Virtually no-one in Wales needs telling that our Government has introduced the Foundation Phase in Wales. It is all about the play-based learning this report commends. We have also done away with SATs at that age.
So it would surely have been both relevant and appropriate to mention it ... not least because when the Channel 4 report did try and make comparisons to show just how out of line the UK government (and opposition, for that matter) is with the way education works in other countries in Europe it mentioned Finland, France and Germany. Why not report on what's already happening just across over their border?
Answer: I don't think those that produced the news report had the slightest idea that we have already taken the initiative by doing things differently in Wales. Or that the same is true in Northern Ireland.
Not that I should single out Channel 4. I've just looked through the main UK broadsheets. The Times editorial starts by saying:
Educating the Educators
Primary, and pre-primary, education in Britain increasingly resembles ...

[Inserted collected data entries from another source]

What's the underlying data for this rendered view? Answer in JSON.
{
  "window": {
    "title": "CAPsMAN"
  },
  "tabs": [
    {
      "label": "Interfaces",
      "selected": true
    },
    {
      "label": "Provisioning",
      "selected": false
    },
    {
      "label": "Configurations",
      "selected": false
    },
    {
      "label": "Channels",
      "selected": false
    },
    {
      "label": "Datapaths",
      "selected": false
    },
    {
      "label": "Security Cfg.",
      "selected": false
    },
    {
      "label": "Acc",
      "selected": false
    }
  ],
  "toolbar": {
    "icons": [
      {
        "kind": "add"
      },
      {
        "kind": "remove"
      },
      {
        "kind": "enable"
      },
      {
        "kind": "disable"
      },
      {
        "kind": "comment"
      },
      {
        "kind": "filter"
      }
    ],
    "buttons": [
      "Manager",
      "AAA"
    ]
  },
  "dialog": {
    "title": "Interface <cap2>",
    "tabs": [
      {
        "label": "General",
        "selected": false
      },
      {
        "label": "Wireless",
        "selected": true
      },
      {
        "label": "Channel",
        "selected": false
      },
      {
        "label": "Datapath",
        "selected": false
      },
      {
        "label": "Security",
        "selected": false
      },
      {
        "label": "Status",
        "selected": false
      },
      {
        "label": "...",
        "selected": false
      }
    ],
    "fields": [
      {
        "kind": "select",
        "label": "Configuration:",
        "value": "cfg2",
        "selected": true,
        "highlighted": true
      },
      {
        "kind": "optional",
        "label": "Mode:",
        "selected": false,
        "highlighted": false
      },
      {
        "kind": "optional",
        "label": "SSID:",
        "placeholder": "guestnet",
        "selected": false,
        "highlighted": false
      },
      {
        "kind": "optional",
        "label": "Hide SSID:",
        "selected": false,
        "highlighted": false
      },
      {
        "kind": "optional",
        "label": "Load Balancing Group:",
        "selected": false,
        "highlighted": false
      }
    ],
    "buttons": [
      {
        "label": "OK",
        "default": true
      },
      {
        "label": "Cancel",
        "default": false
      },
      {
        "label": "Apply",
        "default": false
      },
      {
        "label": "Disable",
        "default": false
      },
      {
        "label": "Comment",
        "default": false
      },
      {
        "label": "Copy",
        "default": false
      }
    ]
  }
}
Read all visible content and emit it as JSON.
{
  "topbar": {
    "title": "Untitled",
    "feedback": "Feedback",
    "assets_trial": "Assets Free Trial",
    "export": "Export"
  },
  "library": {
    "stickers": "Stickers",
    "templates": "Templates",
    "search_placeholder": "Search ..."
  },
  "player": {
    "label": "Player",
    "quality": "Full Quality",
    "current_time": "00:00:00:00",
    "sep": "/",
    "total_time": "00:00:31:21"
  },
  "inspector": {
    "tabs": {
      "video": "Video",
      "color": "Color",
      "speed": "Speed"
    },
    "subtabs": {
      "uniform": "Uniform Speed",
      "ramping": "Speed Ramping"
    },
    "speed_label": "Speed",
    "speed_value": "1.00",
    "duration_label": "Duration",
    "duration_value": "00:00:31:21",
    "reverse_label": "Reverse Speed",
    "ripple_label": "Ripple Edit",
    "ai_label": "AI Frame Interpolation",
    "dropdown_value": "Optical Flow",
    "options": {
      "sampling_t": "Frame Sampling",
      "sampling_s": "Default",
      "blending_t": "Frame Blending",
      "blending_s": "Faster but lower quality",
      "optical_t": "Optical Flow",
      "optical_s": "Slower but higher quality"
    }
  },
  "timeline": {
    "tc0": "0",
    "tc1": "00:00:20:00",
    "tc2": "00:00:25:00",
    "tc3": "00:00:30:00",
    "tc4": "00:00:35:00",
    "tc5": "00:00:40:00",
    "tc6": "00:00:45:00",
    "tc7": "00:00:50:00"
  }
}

The Telegraph can always be relied on to keep the threadbare flag of jingoism flying proudly:
After 40 years, we still can't get our schools right
Britain has the best schools in the world. They produce highly-educated pupils who go to the best universities in the world, which also happen to be in Britain ...
And—bless 'em—they finish by saying it would all be sorted out by an incoming Tory Government. Of course. The leader in the Independent doesn't explicitly confuse Britain with England, but it doesn't mention that the report only applies to England. The article in the Guardian at least does make it clear that the report is only about England but, like Channel 4, seems quite unaware of what is happening in Wales.
This standard of collective journalism should make us weep, but not just out of pity for those in England. Think how many people in Wales rely on what are undoubtedly among the best UK sources for informed news coverage ... and fail to get a balanced picture.
I'm sure that one of the reasons why the Welsh blogosphere is so vibrant is because the established UK media simply don't appreciate the differences between the countries of the UK, so it is left to us to flag them up. But is it our job to be journalists? Only by default, since if we don't do it, it doesn't look like anyone else will. Except for the BBC, who used to be every bit as guilty of doing this in the past, but do seem to be addressing the issue now. Their version of this story was very well balanced.
Anyway, back to the subject. This report from the Cambridge Primary Review (it's not available as a free pdf, so I'll link to this summary and save £199) is not only the most comprehensive review of the situation in England for 40 years, but there have been 31 interim reports to go with it. Yet not only has the UK government rejected these recommendations, but so has the Tory opposition.
Well at least we can be grateful that such wilful disregard of professional advice doesn't directly affect us. Wales is to some extent insulated from the knee-jerk reactions and whipped up indignation of a gutter press that pressures Westminster to over-focus on Victorian values and the three Rs rather than see the bigger picture. Although it is surely unfair that the Labour government in Westminster had to rely on its MPs from Wales and Scotland to force its key education policies onto England.
"Prescriptive" and "Stalinist" were two words in the report ... and don't they fit! On more than one level.